Built and tested on a branch; not yet on main — ships paired with the iPad change (PR + TestFlight). The login JWT now also carries
user_id/
email/
role claims (
UserTokenObtainPairSerializer).
- Still open before external use (separate backend hardening): wide-open
UsersViewSet, AccountSerializer Outlook-token leak, owner-less document/vector retrieval, unauthenticated audio WebSocket
Admin + User Dashboards Built · live
apps/dashboard/
Server-rendered Admin dashboard (superuser-only) and per-User dashboard, replacing the retired n8n/RAPTOR-era Django admin.
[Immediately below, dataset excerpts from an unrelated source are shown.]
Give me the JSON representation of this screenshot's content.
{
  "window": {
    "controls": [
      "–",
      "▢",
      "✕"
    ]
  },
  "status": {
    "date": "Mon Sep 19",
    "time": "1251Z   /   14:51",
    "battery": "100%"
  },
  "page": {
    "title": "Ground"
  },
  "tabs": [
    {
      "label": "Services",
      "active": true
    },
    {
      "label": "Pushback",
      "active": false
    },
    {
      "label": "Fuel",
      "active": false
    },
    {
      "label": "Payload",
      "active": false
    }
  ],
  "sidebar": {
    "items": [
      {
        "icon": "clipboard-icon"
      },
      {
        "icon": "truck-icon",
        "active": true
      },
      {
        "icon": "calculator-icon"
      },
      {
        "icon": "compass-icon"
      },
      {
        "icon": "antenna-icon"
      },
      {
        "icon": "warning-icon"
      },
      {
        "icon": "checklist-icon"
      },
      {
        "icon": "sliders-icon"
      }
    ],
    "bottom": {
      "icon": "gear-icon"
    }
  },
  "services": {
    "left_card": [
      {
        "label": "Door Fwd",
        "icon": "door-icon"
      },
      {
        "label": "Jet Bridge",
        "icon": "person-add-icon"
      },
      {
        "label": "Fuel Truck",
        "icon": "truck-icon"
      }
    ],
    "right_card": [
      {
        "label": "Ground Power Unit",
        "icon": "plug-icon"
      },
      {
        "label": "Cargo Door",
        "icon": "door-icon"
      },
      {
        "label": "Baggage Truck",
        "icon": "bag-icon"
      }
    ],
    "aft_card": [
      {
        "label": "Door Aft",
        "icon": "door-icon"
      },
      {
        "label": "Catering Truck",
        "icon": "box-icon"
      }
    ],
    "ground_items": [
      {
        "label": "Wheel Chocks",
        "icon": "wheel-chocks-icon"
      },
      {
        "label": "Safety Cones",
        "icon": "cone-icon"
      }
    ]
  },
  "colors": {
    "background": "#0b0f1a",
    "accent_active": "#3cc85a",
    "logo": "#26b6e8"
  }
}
Markdown-first config under a git-backed content/ root, routed through three thin stores so infrastructure can be repointed later. Now also hosts 7 Banker Brain control sections: Learning queue, Skill loop, Memory browser, House rules, Run monitor, Context & lineage, and Hooks & flags.
- ContentStore (filesystem+git, commit-on-save), RecordStore (Postgres), SecretStore (wraps secrets_admin/SSM)
- Config resolver: system default → product pack → user override
- Admin sections: system overview/health, users + audit-logged Open-as-user, models, agents, skills library, system style, databases, MCP toggles
- Dark shared web house style (also applied to secrets_admin + observability); admin/user view switcher
- Mounted at /dashboard/admin/ and /dashboard/ — live at backend.falconium.ai
API Payload Logging Built · live
apps/dashboard/request_logging.py
Middleware logging one structured JSON line per /api/* and /dashboard/* request — method, path, status, duration, user, IP, full request+response bodies. Sensitive fields (password, token, secret, authorization, cookie) redacted to ***; bodies size-capped 50KB; ships to CloudWatch /falconium/backend via the existing Vector pipeline. Controlled by API_LOG_* env vars.
Secrets Admin Built · live
apps/secrets_admin/
Superuser-only CRUD over /falconium/* SSM Parameter Store params; masked list, audited reveal/edit. Mounted at /admin/secrets/. Wrapped (not reimplemented) by the dashboard's SecretStore.